Morgen im Plenum des Bayerischen Landtags: Staatsregierung soll im Bundesrat entsprechender Länderinitiative beitreten

Der arbeitsmarktpolitische Sprecher Michael Busch setzt sich für mehr Tarifbindung ein. In einem aktuellen Dringlichkeitsantrag, der morgen (23. Mai) im Plenum des Bayerischen Landtags debattiert wird, fordert die SPD-Landtagsfraktion die Staatsregierung auf, im Bundesrat der Entschließung einiger Bundesländer beizutreten, die Tarifautonomie zu unterstützen und Sozialpartnerschaft zu stärken. „Nur noch etwas mehr als die Hälfte der Arbeitnehmer und Arbeitnehmerinnen in Bayern (53 Prozent) erhalten einen Tariflohn. Das bedeutet: Wer nicht nach Tarif bezahlt wird, erhält nicht nur weniger Geld, sondern wird auch häufiger gekündigt und muss länger arbeiten als Beschäftigte in tarifgebundenen Betrieben", stellt Busch dazu fest.

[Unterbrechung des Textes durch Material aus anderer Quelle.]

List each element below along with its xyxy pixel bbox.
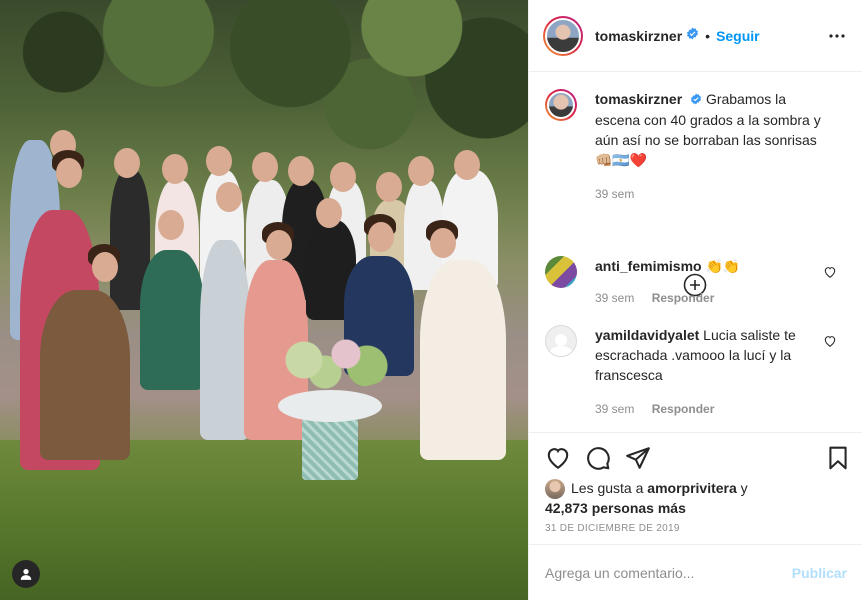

Die Initiative von Bremen, Brandenburg und Thüringen, der auch Hamburg und Berlin beigetreten sind, will eine weitere Schwächung der Tarifbindung verhindern. Die Bundesregierung soll die gesetzlichen Voraussetzungen schaffen, dass Tarifverträge leichter Arbeitnehmerinnen und Arbeitnehmer in einer gesamten Branche absichern können. Die SPD-Landtagsfraktion will damit dazu beitragen, Tarifflucht einzudämmen, da nur starke Gewerkschaften und starke Arbeitgeberverbände gerechte Löhne und faire Arbeitsbedingungen verabreden können.